The solitude is broken by the continuous howling of the winds and grunting of the generators. They are our life line in Antarctica. It seems very funny why till date we are having those giant noise makers especially in the pristine condition like this, whereas in main land we are using eco friendly noise proof gensets.
Here time taken to do any outdoor job can not be compared to that of the mainland. Even driving in a nail is a major job and when done correctly, is an accomplishment. Most of the outdoor jobs are done during the summer months when the weather is good. Actually effective working days are very few due to bad weather like high winds, blizzards and cold which are frequent. We have to watch out for "workable weather" and cannot afford to let go of a single such day.
Members of the expedition team need to go to the ice shelf, about 120 Km. away, to bring the yearly quotas of fuel, food items building materials and other logistic items in convoy. These are kept in sealed containers, brought in ice class ships. During convoy a series of ice class vehicles towing empty containers for fuel, back loaded containers with unused waste materials, container for living module (Banjara) and container for generator set (Jeevan Jyoti), move towards the shelf. The weather condition is quite different from that of inland. Almost always it is harsh and they have to work hard to get the job done there. Sometimes they get stuck up there for days together in blizzards. High winds and blowing snow may lead to almost zero visibility, which is a condition called" White Out" where a person loses his perception to surrounding. On the way, though delineated by the GPS, sometimes they encounter crevasses. These are very dangerous and often life and materials are lost. While returning from convoy a sense coming back to sweet homes arises in the mind at the sight of the Maitri.

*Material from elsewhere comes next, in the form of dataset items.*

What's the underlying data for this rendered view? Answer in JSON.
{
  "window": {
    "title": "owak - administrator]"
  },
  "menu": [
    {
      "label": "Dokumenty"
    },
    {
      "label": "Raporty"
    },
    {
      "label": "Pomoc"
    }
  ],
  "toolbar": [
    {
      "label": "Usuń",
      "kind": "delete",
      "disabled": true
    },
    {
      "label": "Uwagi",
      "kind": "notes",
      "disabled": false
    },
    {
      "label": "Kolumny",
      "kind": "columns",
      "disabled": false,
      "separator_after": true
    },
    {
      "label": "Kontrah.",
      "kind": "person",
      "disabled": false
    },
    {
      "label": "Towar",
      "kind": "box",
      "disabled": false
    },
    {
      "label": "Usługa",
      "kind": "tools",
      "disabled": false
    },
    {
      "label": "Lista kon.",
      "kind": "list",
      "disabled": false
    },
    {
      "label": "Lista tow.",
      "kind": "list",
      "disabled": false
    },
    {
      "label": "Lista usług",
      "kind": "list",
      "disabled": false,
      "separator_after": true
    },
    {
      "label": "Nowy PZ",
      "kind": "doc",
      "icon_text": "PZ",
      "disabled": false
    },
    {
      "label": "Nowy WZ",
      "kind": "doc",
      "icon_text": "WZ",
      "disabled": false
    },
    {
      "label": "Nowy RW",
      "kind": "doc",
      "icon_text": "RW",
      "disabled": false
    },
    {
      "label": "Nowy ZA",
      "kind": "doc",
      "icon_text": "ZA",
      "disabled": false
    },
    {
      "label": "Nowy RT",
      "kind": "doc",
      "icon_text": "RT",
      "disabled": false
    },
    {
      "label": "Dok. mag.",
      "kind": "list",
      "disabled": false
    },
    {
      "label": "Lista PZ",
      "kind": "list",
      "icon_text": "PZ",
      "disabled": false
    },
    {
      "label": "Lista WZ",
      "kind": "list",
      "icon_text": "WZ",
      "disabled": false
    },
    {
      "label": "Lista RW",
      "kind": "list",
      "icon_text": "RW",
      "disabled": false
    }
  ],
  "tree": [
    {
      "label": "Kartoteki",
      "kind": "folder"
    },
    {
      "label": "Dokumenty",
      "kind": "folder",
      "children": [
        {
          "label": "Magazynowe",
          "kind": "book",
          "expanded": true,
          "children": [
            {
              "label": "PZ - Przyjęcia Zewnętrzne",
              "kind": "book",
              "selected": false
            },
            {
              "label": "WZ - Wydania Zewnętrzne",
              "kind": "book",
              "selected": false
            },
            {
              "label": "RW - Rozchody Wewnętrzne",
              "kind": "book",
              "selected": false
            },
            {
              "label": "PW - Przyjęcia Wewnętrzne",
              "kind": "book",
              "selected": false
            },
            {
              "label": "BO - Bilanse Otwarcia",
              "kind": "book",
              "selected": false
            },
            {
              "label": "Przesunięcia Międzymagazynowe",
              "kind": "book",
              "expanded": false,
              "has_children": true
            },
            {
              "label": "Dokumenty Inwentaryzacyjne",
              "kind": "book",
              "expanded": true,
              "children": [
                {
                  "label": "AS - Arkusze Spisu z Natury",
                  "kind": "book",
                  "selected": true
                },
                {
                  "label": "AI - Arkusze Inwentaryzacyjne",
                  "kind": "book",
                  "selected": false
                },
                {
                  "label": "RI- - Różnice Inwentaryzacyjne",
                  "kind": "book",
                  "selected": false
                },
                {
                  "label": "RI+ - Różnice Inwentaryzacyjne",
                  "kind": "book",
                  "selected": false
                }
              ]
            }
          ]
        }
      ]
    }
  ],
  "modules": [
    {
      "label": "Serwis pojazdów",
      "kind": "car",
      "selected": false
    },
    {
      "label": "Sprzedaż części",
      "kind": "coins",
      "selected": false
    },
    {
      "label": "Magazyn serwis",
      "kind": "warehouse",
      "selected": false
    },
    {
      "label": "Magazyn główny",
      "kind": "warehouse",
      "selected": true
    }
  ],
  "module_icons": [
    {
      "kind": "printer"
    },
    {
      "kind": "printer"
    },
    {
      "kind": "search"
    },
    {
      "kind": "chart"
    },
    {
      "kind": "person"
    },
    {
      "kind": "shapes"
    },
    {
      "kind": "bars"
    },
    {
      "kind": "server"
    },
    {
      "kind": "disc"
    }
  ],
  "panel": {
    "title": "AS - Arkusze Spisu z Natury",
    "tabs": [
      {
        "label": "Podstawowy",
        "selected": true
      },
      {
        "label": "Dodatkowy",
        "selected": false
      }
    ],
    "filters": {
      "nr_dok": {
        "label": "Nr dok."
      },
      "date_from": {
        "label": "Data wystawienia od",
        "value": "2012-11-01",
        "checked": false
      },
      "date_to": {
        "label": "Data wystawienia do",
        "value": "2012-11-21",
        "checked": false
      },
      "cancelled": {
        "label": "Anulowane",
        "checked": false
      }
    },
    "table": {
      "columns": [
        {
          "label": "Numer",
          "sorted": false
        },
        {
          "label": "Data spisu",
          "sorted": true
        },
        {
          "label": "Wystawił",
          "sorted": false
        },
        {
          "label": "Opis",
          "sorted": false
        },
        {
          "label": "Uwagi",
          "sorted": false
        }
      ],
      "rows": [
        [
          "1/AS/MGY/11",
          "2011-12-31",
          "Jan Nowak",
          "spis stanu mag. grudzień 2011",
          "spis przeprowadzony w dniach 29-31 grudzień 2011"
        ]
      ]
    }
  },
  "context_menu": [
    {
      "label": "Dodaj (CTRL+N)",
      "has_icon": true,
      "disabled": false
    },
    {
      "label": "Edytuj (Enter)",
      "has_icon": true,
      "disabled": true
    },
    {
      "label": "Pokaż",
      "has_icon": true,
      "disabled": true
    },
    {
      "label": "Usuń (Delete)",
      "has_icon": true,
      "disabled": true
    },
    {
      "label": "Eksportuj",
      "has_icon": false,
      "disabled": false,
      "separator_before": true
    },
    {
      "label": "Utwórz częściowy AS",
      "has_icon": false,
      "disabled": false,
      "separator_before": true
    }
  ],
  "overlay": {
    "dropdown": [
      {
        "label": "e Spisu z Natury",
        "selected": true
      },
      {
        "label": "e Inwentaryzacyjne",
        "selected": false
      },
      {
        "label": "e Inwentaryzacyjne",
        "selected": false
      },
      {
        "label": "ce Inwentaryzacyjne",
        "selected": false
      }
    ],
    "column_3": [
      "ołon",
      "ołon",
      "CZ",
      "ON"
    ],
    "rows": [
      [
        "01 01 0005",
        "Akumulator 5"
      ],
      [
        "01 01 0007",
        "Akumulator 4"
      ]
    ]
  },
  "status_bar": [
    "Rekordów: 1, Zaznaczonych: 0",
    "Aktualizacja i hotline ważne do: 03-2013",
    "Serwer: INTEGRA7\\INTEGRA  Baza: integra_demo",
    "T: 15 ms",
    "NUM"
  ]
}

It is aptly said that Maitri is representative of mini India. Here people come from all corners of the country and there is ample opportunity to get exposure to various cultures and languages and religions. A unique intimacy grows between the Maitrians which cannot be described in words because such ties will not be possible in the mainland. It teaches us a lot regarding doing all sorts of job leaving behind the rank and status one holds in mainland.
It is a wonderful place where one can come to know one's own self being in the solitude far away from the hassles of daily urban life. Borchgrevink the great Australian Explorer aptly said "The silence roared in our ears, it was centuries of heaped up solitude." Let the civilized mankind not break it!